Kedua, Menjadi bahan/sumber penyusunan modul untuk kegiatan CLE (Continuing Legal Education/CLE) bagi advokat. Salah satu isu penting yang diangkat dalam kegiatan CLE yakni mengenai penanganan dan pencegahan penyiksaan yang rentan dialami oleh klien advokat. MvT KUHP Belanda dan KUHP Indonesia juga membahas beberapa isu kejahatan jabatan salah satunya mengenai penyalahgunaan wewenang dan penyiksaan yang juga relevan sebagai bahan referensi untuk penyusunan modul CLE. Pengembangan modul CLE khususnya mengenai penyiksaan ke depan oleh karenanya juga dapat merujuk pada MvT KUHP Belanda dan KUHP Indonesia.
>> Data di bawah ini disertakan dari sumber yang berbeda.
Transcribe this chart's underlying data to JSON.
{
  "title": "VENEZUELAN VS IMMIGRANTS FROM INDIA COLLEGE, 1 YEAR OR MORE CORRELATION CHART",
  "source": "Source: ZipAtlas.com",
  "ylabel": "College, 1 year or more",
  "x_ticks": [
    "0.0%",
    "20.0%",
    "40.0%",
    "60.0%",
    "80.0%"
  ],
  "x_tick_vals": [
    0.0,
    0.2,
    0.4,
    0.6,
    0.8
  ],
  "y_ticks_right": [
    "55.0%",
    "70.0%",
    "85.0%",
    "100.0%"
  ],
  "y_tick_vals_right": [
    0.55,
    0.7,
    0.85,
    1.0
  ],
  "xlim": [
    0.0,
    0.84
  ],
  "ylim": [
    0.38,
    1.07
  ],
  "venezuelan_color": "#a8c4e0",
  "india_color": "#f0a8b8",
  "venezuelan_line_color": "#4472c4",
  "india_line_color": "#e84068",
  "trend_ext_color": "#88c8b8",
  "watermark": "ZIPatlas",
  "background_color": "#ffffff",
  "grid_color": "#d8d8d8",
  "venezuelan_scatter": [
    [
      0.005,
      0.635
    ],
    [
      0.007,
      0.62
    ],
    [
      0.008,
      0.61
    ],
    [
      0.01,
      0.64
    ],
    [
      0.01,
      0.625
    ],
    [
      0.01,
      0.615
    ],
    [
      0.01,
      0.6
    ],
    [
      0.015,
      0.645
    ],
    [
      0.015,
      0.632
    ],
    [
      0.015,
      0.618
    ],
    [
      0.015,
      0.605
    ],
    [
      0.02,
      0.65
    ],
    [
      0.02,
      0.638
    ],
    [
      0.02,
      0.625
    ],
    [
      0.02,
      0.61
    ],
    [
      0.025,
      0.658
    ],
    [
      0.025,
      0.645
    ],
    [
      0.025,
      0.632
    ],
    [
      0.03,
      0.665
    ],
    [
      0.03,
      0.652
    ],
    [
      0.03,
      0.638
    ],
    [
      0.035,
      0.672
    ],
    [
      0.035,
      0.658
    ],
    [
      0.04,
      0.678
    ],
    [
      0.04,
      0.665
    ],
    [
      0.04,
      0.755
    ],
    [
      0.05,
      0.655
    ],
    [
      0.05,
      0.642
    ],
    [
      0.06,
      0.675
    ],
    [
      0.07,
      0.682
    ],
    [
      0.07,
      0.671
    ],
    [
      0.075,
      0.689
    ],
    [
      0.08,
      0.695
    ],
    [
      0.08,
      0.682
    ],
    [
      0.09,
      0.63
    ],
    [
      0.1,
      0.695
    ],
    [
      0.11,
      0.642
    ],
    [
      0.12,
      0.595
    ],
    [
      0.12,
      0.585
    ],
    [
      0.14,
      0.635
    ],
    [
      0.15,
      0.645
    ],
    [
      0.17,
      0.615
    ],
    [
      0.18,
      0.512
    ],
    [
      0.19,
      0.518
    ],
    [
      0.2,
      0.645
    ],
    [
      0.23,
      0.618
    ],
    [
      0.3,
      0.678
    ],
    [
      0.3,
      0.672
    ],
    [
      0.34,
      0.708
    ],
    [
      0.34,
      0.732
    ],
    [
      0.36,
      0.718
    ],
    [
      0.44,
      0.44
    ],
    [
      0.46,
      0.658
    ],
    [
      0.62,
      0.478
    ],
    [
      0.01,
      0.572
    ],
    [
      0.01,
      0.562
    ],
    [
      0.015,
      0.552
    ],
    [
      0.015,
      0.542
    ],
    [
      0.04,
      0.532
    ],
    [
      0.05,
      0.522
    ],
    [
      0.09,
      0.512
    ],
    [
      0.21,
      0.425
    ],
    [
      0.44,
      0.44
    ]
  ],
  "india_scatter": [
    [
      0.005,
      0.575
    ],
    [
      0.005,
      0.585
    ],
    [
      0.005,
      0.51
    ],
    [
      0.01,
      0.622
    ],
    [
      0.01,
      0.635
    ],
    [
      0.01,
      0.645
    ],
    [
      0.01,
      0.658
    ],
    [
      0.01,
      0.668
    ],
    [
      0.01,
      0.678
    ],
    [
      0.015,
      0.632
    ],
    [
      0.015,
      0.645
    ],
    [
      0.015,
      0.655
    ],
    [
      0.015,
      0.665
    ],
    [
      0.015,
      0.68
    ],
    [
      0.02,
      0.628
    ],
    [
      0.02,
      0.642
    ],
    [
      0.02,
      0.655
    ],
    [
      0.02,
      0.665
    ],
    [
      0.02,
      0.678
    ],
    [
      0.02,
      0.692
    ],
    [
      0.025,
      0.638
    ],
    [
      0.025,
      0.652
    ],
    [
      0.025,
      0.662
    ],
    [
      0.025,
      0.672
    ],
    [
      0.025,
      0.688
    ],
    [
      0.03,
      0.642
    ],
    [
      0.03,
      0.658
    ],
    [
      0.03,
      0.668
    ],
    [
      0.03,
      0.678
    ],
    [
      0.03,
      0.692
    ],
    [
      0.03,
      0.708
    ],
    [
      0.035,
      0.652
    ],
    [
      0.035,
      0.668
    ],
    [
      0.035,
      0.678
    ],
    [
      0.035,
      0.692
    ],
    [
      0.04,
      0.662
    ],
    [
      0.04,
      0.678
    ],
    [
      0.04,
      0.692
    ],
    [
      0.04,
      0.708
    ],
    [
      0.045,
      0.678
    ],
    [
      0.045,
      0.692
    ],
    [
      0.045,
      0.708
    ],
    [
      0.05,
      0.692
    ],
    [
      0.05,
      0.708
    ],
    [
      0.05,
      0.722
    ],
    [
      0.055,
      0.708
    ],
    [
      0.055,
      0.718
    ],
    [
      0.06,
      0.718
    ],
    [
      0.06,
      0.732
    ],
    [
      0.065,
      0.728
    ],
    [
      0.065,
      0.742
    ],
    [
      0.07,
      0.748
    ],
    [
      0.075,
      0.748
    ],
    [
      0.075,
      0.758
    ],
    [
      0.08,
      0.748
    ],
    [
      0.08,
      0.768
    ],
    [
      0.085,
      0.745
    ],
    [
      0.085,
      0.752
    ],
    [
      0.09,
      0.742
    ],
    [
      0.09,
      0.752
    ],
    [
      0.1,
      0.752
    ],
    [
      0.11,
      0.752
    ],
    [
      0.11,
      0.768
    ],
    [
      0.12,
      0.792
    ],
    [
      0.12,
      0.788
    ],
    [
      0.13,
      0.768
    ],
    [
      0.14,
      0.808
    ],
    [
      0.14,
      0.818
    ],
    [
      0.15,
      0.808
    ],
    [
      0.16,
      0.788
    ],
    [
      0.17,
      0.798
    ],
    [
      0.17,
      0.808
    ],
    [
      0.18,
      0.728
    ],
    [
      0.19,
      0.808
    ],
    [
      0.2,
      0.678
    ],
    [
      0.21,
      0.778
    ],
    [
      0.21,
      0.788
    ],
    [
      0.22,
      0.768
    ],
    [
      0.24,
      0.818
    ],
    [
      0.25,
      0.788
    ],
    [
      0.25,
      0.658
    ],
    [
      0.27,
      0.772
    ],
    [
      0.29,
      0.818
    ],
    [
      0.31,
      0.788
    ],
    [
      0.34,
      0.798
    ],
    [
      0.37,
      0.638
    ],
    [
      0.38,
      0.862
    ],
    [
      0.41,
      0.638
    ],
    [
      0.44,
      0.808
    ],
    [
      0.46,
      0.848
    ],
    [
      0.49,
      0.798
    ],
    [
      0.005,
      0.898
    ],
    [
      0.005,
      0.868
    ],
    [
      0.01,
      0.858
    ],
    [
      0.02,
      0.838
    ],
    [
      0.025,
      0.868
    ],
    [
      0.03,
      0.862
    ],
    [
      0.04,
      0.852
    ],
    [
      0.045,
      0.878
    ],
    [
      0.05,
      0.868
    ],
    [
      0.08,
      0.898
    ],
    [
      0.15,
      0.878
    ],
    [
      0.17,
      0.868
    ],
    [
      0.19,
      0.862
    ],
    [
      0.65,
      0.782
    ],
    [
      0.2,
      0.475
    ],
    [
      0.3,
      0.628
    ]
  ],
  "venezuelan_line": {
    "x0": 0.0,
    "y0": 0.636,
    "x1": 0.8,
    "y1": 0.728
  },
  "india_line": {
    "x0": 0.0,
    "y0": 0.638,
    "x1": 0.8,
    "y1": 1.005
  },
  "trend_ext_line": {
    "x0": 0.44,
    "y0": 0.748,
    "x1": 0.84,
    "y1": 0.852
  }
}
Ketiga, Meningkatkan kapasitas advokat dalam menyusun rekomendasi/masukan terhadap RUU. Dengan memiliki pengetahuan tentang pentingnya penggunaan MvT, advokat juga dapat memberikan masukan kepada Pemerintah untuk mendorong adanya sistematisasi penyusunan RUU dan pasal-pasalnya. Kewajiban untuk merujuk pada risalah pembahasan RUU (MvT) perlu menjadi bagian dalam proses sistematisasi tersebut.
[1] https://icjr.or.id/belum-juga-menetapkan-terjemahan-resmi-kuhpwetboek-van-strafrecht-wvs-ylbhi-icjr-dan-lbh-masyarakat-somasi-presiden-ri-karena-tidak-melaksanakan-perintah-uu-no-24-tahun-2009-tentang-bendera-bah/, diakses pada 9 Juni 2020.